As each individual turbine would be the height of Blackpool Tower, that statement is hard to refute. It is true regardless of your views on climate change or the aesthetics of wind installations.

Anyone doubting the impact of wind farms should note that they are banned from UK national parks, to protect the scenery.

So here are two key questions for the Isle of Man:

1) How much do we value the existing landscape of the Manx hills? It can be seen as special and precious, like a national park, or as expendable empty ground.

2) If we want to conserve that landscape but still fight against global warming, what are the alternatives to the proposed onshore wind farm?

These are big questions about political priorities and the future character of our island.

Instead of addressing them early on, the government seems to be waiting for the planning system to provide answers.

The Manx Utilities Authority has shortlisted two sites for onshore turbines, Druidale in the north and Earystane in the south. Both are in the midst of some of the Isle of Man’s finest upland scenery.
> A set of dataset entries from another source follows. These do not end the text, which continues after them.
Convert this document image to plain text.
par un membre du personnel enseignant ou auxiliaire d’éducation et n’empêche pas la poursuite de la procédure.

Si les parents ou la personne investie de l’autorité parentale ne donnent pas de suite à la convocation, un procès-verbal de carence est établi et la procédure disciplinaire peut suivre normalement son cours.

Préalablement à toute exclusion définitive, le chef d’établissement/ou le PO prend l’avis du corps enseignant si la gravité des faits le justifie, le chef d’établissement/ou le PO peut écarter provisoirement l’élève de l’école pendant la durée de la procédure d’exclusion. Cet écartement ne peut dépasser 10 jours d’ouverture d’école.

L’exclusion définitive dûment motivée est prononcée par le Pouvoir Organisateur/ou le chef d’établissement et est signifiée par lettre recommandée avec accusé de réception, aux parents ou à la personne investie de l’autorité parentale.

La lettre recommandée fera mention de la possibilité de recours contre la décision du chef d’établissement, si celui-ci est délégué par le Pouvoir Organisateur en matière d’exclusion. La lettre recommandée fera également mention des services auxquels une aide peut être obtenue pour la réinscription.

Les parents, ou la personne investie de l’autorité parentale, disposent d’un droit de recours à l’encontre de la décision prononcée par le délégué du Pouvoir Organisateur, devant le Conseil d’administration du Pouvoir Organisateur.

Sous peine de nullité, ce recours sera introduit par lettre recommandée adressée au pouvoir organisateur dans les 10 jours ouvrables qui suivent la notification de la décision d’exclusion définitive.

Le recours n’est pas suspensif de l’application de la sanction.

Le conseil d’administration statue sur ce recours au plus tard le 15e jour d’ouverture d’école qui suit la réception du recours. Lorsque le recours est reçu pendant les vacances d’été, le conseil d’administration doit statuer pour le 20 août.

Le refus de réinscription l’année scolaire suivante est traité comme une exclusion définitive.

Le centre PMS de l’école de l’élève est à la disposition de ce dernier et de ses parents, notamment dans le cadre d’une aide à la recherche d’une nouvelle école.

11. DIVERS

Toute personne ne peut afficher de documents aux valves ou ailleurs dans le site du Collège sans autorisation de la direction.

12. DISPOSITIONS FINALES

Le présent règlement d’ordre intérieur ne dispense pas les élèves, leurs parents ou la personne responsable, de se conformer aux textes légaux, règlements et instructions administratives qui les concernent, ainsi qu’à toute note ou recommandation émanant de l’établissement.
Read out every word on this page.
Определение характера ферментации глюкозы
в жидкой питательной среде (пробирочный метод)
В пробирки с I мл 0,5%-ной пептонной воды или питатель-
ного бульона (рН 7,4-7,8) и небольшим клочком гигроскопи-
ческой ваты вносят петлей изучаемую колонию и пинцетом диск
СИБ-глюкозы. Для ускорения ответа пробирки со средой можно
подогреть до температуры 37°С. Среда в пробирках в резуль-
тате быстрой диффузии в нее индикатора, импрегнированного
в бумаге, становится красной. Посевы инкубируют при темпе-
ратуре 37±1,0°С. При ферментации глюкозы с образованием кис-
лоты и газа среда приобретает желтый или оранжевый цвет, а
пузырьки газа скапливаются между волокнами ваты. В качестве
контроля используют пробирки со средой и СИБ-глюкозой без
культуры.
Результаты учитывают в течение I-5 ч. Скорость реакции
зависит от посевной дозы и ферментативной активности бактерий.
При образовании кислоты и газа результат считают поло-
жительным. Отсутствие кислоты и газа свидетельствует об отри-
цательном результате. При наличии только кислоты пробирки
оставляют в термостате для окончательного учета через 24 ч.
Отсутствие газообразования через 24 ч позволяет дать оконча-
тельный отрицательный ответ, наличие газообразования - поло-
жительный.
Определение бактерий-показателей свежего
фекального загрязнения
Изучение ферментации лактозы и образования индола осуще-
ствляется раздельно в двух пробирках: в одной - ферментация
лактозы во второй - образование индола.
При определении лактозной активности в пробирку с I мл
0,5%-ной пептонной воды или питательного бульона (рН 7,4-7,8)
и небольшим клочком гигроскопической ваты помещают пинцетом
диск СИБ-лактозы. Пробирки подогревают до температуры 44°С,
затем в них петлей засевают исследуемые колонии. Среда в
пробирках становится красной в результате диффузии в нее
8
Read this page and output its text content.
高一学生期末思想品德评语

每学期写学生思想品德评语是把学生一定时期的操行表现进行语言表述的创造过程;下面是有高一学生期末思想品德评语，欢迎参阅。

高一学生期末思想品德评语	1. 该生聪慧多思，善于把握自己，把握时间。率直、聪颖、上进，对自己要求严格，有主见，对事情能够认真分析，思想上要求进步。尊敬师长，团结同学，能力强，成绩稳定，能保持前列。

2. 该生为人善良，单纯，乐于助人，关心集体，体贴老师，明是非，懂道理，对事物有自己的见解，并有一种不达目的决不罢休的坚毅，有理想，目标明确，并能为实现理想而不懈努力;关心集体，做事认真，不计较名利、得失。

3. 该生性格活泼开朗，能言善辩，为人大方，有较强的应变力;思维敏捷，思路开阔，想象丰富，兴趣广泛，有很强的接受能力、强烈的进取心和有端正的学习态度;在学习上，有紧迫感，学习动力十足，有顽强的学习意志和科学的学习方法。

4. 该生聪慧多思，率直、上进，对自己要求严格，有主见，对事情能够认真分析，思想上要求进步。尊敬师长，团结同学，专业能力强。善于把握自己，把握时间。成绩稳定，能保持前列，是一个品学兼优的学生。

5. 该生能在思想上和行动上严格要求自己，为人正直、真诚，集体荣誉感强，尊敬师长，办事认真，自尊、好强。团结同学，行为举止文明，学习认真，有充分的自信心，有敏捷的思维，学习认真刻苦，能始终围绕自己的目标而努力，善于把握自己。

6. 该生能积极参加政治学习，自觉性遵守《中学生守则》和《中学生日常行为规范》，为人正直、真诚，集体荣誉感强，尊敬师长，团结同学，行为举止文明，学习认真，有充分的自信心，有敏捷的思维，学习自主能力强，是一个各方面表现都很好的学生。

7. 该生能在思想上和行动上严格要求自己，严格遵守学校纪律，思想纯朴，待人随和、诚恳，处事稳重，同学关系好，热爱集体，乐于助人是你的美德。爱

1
Each turbine including blades would be 150 metres or 500 feet tall, the same height as Peel Hill or Blackpool Tower. There could be up to twelve at Druidale or five at the more exposed and efficient Earystane site.

Either location has the potential to generate up to 30 per cent of the island’s electricity needs, says the MUA. Given the importance of renewable energy, that is a powerful proposition.

But there is also a strong argument, obvious yet so far ignored by politicians, that onshore wind farms are an inappropriate solution for the Isle of Man.

The problem is that these huge industrial structures would have a disproportionate impact in such a small scale topography. A wind farm at Earystane, for example, would dominate the entire south-west corner of the island.

The handful of Manx hills are the only ones we have got. Unlike our much larger neighbours we cannot spare swathes of moorland to be obliterated by turbines.

The uplands are defined by the rise and fall of their contours and skylines. The integrity of the landscape is lost when those outlines are broken by giant towers and blades. Other developments in the hills, like forestry plantations or reservoirs, do not have the same shattering effect.

But the MUA has deadlines to meet and is aiming to have a wind farm up and running by the end of 2026. As the project is still subject to the planning process that is an ambitious target.

The planning journey will not be an easy one, if the Isle of Man Strategic Plan is anything to go by.

This is the document, approved by Tynwald in 2016, which sets out the general principles and policies governing all land development. It is now under review by government, but the MUA scheme will presumably be progressed under its existing requirements.

The Strategic Plan notes that any feasible site for a wind farm ‘is likely to be exposed and have considerable visual impact.’

It states that the planning authorities ‘will assess any proposals for wind turbine installations by weighing the benefits of using such renewable energy sources against the environmental impact arising in any particular site.’

The document adds: ‘It is likely that the visual impact would be less detrimental on a coastal site than on a rural or upland one.’

The Strategic Plan goes on to declare: ‘The environmental impact of any proposals for alternative or renewable energy sources must be given similar scrutiny to other development proposals and not a lower test on the grounds that they are more environmentally friendly in energy terms.’

On the value of the island’s rural environment the Plan is unequivocal: ‘The countryside and its ecology will be protected for its own sake. Development which would adversely affect the countryside will not be permitted unless there is an over-riding national need in land use planning terms which outweighs the requirement to protect those areas and for which there is no reasonable and acceptable alternative.’

While an upland wind farm would adversely affect the countryside there is also an over-riding national need to access renewable energy. But is there really ‘no reasonable and acceptable alternative’?

That is the crucial question in this debate.